A panel of experts at RSNA 2021 discussed best practices in rolling-out clinical decision support mechanism (CDSM) solutions in preparation for the enforcement of the U.S. Protecting Access to Medicare Act (PAMA). PAMA was implemented as an alternative to global pre-authorisation to combat rising healthcare costs. These regulations apply in the emergency department and outpatient settings except for certain life-threatening conditions.
PAMA will become fully operational starting on 1 January 2022. The act includes regulation requiring medical providers to use appropriate use criteria (AUCs) when ordering CT, MRI, and nuclear medicine. These criteria are evidence-based rules for patient and exam selection for advanced imaging. The Centers for Medicare & Medicaid Services (CMS) will enforce compliance by withholding payment if proof of a CDSM is not in place when ordering advanced imaging services. They described platforms they created and implemented in their respective institutions to comply with PAMA fully.
Many U.S. medical centres have licensed CMS-approved CDSMs, which embed AUCs in ordering advanced imaging. CDSM vendors gain CMS approval by demonstrating their solution’s adherence to the regulation. Programs must include AUCs for Headache, Neck Pain, Low Back Pain, Shoulder Pain, Hip Pain, Coronary Arterial Disease/Chest Pain, Pulmonary Embolism, and Lung Cancer. AUCs can either focus on these eight priority areas or create a broader platform and use internal data to drive expansion.
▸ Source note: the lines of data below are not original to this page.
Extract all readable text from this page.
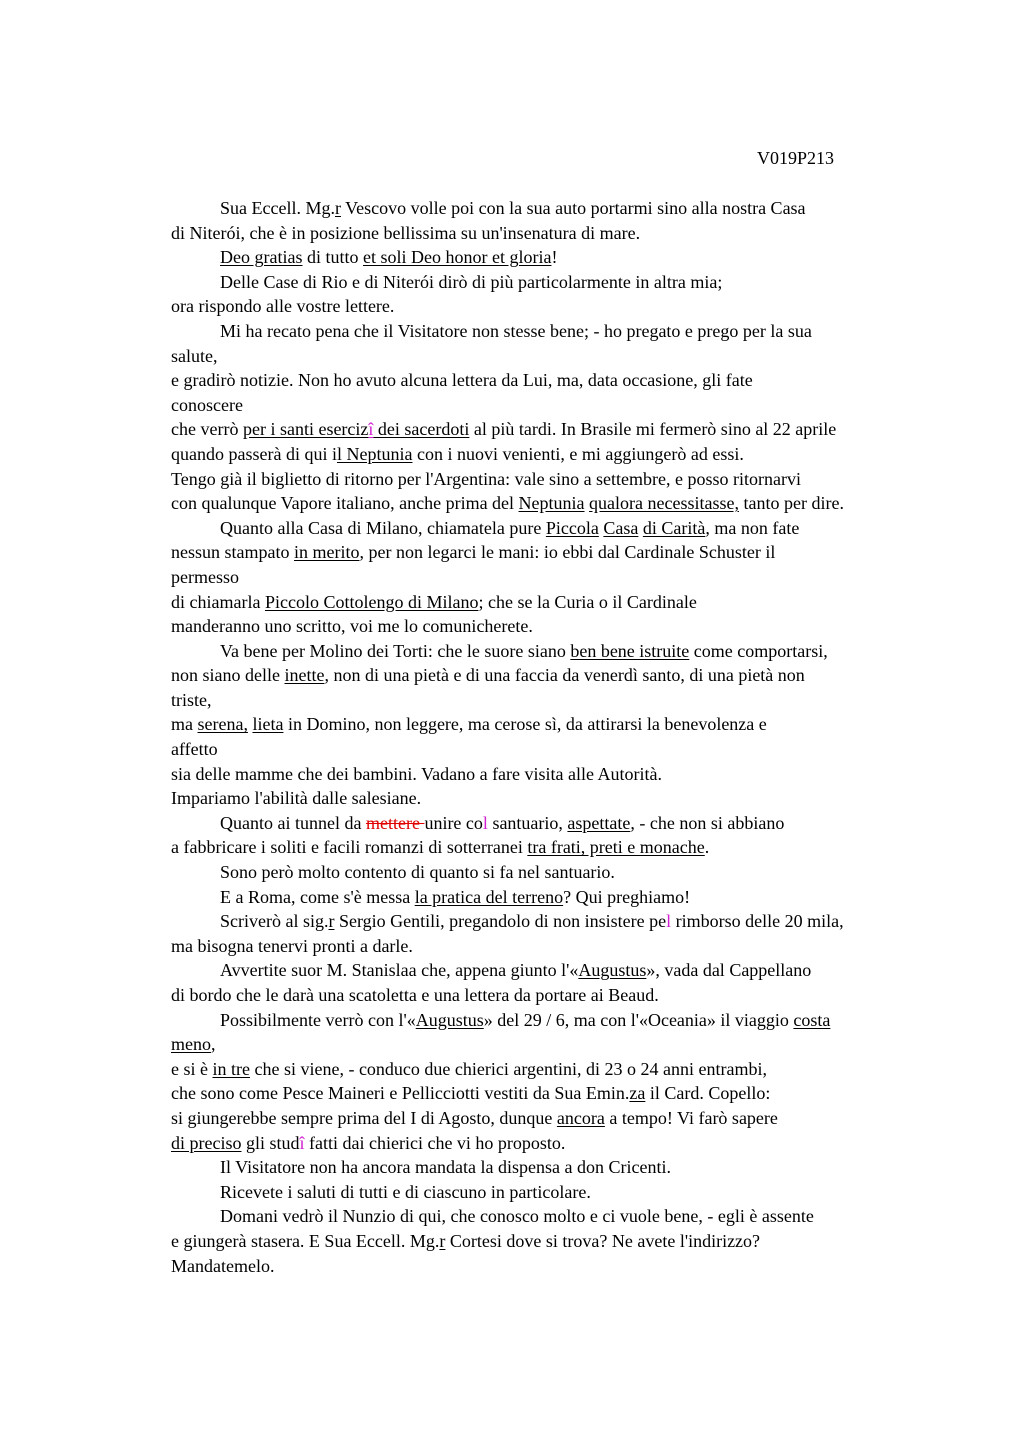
V019P213
Sua Eccell. Mg.r Vescovo volle poi con la sua auto portarmi sino alla nostra Casa
di Niterói, che è in posizione bellissima su un'insenatura di mare.
Deo gratias di tutto et soli Deo honor et gloria!
Delle Case di Rio e di Niterói dirò di più particolarmente in altra mia;
ora rispondo alle vostre lettere.
Mi ha recato pena che il Visitatore non stesse bene; - ho pregato e prego per la sua
salute,
e gradirò notizie. Non ho avuto alcuna lettera da Lui, ma, data occasione, gli fate
conoscere
che verrò per i santi esercizî dei sacerdoti al più tardi. In Brasile mi fermerò sino al 22 aprile
quando passerà di qui il Neptunia con i nuovi venienti, e mi aggiungerò ad essi.
Tengo già il biglietto di ritorno per l'Argentina: vale sino a settembre, e posso ritornarvi
con qualunque Vapore italiano, anche prima del Neptunia qualora necessitasse, tanto per dire.
Quanto alla Casa di Milano, chiamatela pure Piccola Casa di Carità, ma non fate
nessun stampato in merito, per non legarci le mani: io ebbi dal Cardinale Schuster il
permesso
di chiamarla Piccolo Cottolengo di Milano; che se la Curia o il Cardinale
manderanno uno scritto, voi me lo comunicherete.
Va bene per Molino dei Torti: che le suore siano ben bene istruite come comportarsi,
non siano delle inette, non di una pietà e di una faccia da venerdì santo, di una pietà non
triste,
ma serena, lieta in Domino, non leggere, ma cerose sì, da attirarsi la benevolenza e
affetto
sia delle mamme che dei bambini. Vadano a fare visita alle Autorità.
Impariamo l'abilità dalle salesiane.
Quanto ai tunnel da mettere unire col santuario, aspettate, - che non si abbiano
a fabbricare i soliti e facili romanzi di sotterranei tra frati, preti e monache.
Sono però molto contento di quanto si fa nel santuario.
E a Roma, come s'è messa la pratica del terreno? Qui preghiamo!
Scriverò al sig.r Sergio Gentili, pregandolo di non insistere pel rimborso delle 20 mila,
ma bisogna tenervi pronti a darle.
Avvertite suor M. Stanislaa che, appena giunto l'«Augustus», vada dal Cappellano
di bordo che le darà una scatoletta e una lettera da portare ai Beaud.
Possibilmente verrò con l'«Augustus» del 29 / 6, ma con l'«Oceania» il viaggio costa
meno,
e si è in tre che si viene, - conduco due chierici argentini, di 23 o 24 anni entrambi,
che sono come Pesce Maineri e Pellicciotti vestiti da Sua Emin.za il Card. Copello:
si giungerebbe sempre prima del I di Agosto, dunque ancora a tempo! Vi farò sapere
di preciso gli studî fatti dai chierici che vi ho proposto.
Il Visitatore non ha ancora mandata la dispensa a don Cricenti.
Ricevete i saluti di tutti e di ciascuno in particolare.
Domani vedrò il Nunzio di qui, che conosco molto e ci vuole bene, - egli è assente
e giungerà stasera. E Sua Eccell. Mg.r Cortesi dove si trova? Ne avete l'indirizzo?
Mandatemelo.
Dr Keith Hentel of Weill Cornell Medicine discussed multi-tiered provider access to CDSMs at his institution. The CDSM should be fully integrated into electronic health records (EHR), coding, and billing to avoid data re-entry. Outside ordering providers without access to the enterprise EHR should have a portal for entering data into the EHR to eliminate transcription. However, since permission for enterprise EHR access is not given lightly, a web-based solution has been implemented that allows entry of the necessary information without giving full access. After entering the prompted-for information, the ordering provider receives a decision support number that they need to include with their order. The major disadvantage is that manual transcription is required for inclusion into the EHR.
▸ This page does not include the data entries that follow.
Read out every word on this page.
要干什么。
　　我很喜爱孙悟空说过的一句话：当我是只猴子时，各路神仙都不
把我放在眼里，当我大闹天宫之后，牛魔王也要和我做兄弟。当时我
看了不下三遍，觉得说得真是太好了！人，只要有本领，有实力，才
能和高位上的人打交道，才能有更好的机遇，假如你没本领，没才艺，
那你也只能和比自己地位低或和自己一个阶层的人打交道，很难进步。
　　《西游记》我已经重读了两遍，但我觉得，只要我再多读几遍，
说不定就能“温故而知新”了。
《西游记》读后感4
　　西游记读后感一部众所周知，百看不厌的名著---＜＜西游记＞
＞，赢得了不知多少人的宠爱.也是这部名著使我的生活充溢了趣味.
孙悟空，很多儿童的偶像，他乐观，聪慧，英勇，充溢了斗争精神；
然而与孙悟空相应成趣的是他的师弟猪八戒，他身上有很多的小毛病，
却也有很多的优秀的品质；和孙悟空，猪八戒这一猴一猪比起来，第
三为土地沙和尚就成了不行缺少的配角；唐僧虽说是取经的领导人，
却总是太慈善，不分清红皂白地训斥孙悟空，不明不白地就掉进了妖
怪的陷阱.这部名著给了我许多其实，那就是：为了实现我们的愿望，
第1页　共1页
Dr John Mongan from the University of California San Francisco discussed the implementation at his institution. He points out that decisions between narrowly focused or maximally targeted approaches within PAMA requirements must be made. CDSM can be implemented to meet minimum requirements or improve expenditure value for healthcare quality improvement purposes. Minimal invasiveness into the workflow should be a goal. Only by writing AUCs, can complete control be assured, but this is a resource-intensive task. The CDS should be implemented from outside radiology departments to prevent interdepartmental friction. Tech fees are an incentive for outsiders to buy into the program. Dr Mongan echos Dr Hentel on the value of EHR integration and notes the difficultly of EHR access from outside the organisation. He emphasises that CMS forbids doing CDS on behalf of external providers. The analytics that CDSMs provide can also identify outliers that order inappropriate imaging.
Dr Christopher John Roth of Duke University provided general strategies for CDS implementation. The CDSM should be optimised and integrated into the EHR to be as minimally invasive as possible for maximum benefits. The ordering providers can be incentivised to use CDS by education or convinced with analytics and should be convinced to provide adequate documentation to support their order. Analytics on guideline-discordant ordering can help build accountability.
Dr Pamela Tecce Johnson of John Hopkins discussed her institution’s strategy. John Hopkins narrowly focused on eight priority areas. Evidence-based guidelines direct when it is appropriate to order advanced imaging. Appropriateness of the order is evaluated at the point of care. Direct orders are analysed in the electronic medical record. Alerts are generated for orders that deviate from the established guidelines.